Pagamento de sinistros
Além da captação de prêmios, o setor desembolsou quase R$ 13 bilhões em indenizações no período de nove meses, cumprindo o compromisso de amparar financeiramente segurados e beneficiários em situações adversas.
Do montante destinado a sinistros, 53% corresponderam a seguros de vida, refletindo a relevância histórica dessa categoria. O seguro prestamista respondeu por 22% das indenizações, confirmando sua função de resguardar o patrimônio em caso de imprevistos que impeçam o pagamento de empréstimos. Na sequência, aparecem os seguros de acidentes pessoais, com 11%.
As demais linhas absorveram 15% dos desembolsos. Entre elas, o seguro educacional foi o destaque, com aumento de quase 40% nas indenizações. O seguro para doenças graves ocupou a segunda posição, crescendo 24,4%, seguido pelo seguro funeral, que avançou 19,9%.
Relevância para o planejamento financeiro
Os resultados apontados pela Fenaprevi e pela Susep evidenciam a consolidação dos seguros de pessoas como pilar do planejamento financeiro doméstico.
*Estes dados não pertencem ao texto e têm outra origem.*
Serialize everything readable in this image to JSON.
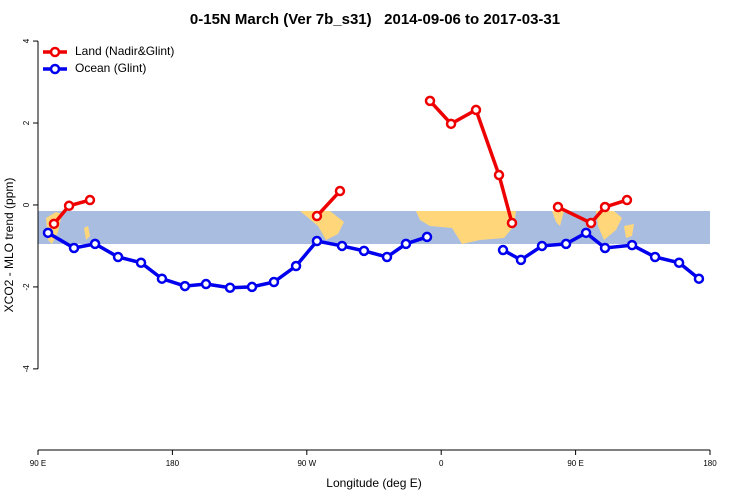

Ao transferir riscos de morte, invalidez, doenças graves ou acidentes para as seguradoras, famílias têm a possibilidade de preservar renda, patrimônio e projetos futuros, mesmo diante de eventos inesperados.
A expansão de 8,8% no volume de prêmios pagos até setembro demonstra crescimento consistente, apoiado na maior conscientização da população e na diversificação de produtos oferecidos pelas companhias.
Glossário básico
Prêmio: valor pago à seguradora para contratar ou manter uma apólice.
Apólice: contrato que formaliza as condições do seguro.
Imagem: Internet
Sinistro: ocorrência do evento previsto na apólice que gera direito à indenização.
Indenização: valor desembolsado pela seguradora ao segurado ou beneficiário após a ocorrência do sinistro.
Perguntas frequentes (FAQ)
1. Qual é a diferença entre prêmio e indenização?
O prêmio é o valor que o segurado paga para contratar o seguro, enquanto a indenização é o montante que a seguradora paga ao beneficiário quando ocorre um sinistro previsto na apólice.
2. Seguro prestamista cobre quais situações?
Esse tipo de seguro quita ou amortiza dívidas vinculadas a empréstimos em caso de morte ou invalidez permanente do segurado.
3. Por que o seguro de doenças graves ganhou destaque?
O produto cresceu quase 20% em prêmios porque oferece cobertura específica para enfermidades de alto custo, ajudando na manutenção da renda e no pagamento de tratamentos dispendiosos.
4. Quais modalidades lideraram os pagamentos de sinistros?
Seguros de vida responderam por 53% das indenizações pagas entre janeiro e setembro. Em seguida aparecem os seguros prestamistas (22%) e os de acidentes pessoais (11%).
5. Como os dados foram obtidos?
As informações constam de relatório elaborado pela Fenaprevi a partir de registros enviados pelas seguradoras à Susep.
Até setembro de 2025, o desempenho positivo confirma a relevância dos seguros de pessoas para a proteção do orçamento familiar e sinaliza continuidade da expansão do setor.